By comparison, Michelin GTE-Pro teams at Le Mans typically use 14-16 sets in the actual 24 Hours of Le Mans race.

To further the distinction, the six-hour WEC races allocate GTE-Pro entries just four sets of tires for qualifying and the race, making double-stinting essential.

Photo: Michelin

See the (Day) light

Daytona, Sebring and Le Mans are all very different in terms of daylight and that impacts tire temperatures and tire selections.

With daylight savings time kicking in and a 10:40 a.m. local start time, Sebring enjoys approximately nine hours of daylight before the 7:35 p.m. sunset, leaving the final three hours of the race quickly transition into darkness for the finish.

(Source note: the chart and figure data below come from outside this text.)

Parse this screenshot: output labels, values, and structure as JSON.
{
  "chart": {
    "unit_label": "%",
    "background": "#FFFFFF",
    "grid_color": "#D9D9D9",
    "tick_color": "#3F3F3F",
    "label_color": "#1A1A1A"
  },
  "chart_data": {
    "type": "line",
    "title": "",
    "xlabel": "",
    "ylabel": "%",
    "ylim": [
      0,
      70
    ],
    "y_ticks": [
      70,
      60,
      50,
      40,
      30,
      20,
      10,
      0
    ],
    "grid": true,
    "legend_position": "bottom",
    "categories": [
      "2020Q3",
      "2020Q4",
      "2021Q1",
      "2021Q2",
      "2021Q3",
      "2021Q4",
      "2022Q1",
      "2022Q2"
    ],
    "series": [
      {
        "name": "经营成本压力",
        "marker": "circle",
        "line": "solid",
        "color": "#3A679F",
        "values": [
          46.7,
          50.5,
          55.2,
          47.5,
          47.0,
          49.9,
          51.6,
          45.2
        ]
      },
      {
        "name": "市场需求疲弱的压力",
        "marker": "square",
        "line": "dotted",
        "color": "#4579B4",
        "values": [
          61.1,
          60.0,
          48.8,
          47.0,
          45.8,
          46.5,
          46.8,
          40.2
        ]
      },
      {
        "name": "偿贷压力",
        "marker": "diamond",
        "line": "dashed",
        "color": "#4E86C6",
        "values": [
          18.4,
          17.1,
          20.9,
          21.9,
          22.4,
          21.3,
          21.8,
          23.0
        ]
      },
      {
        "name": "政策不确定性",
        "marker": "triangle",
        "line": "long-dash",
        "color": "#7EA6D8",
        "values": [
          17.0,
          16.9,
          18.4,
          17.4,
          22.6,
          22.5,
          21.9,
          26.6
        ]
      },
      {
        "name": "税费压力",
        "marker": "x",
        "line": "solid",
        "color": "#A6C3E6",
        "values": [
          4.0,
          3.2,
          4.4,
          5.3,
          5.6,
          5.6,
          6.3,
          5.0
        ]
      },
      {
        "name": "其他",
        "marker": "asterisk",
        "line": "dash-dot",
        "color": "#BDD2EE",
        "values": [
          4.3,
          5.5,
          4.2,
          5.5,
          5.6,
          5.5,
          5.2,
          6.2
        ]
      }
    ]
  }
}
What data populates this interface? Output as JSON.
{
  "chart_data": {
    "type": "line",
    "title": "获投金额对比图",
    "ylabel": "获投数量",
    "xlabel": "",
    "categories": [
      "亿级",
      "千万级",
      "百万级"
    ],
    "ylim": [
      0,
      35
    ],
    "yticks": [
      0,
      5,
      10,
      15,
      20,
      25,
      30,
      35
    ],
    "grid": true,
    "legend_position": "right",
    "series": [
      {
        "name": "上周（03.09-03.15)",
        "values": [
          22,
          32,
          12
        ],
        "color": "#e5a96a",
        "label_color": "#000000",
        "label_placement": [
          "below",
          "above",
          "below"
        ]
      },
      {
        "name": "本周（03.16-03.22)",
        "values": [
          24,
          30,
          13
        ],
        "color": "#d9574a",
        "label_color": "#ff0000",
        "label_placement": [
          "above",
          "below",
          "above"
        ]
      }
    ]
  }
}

By contrast, Daytona started at 2:40 p.m., leaving just three hours 18 minutes of the race before sunset. In mid-June, Le Mans starts at 3:00 p.m., providing nearly seven hours of daylight before darkness arrives at the 8.467-mile circuit.

That level of light is important in tire selection.

“At Sebring we start in late morning and usually see track temperatures progress throughout the day, then drop off fairly significantly after sunset until the finish.

“The track temperatures drop pretty quickly once the sun goes down at Sebring,” said Robbie Holley, Michelin race operations manager.

“More than 30 percent of the track is concrete and those sections don’t absorb the heat like asphalt does.

“The concrete sections are typically 10-15 degrees cooler than the asphalt sections during the day and they drop off really fast when the sun starts to drop, so we want to anticipate that change.”

Michelin Knows Sebring

Michelin is the official tire of Sebring International Raceway, the only tire maker and one of only five manufacturers (Audi, Chevrolet Corvette, Ferrari and Porsche) in the Sebring Hall of Fame.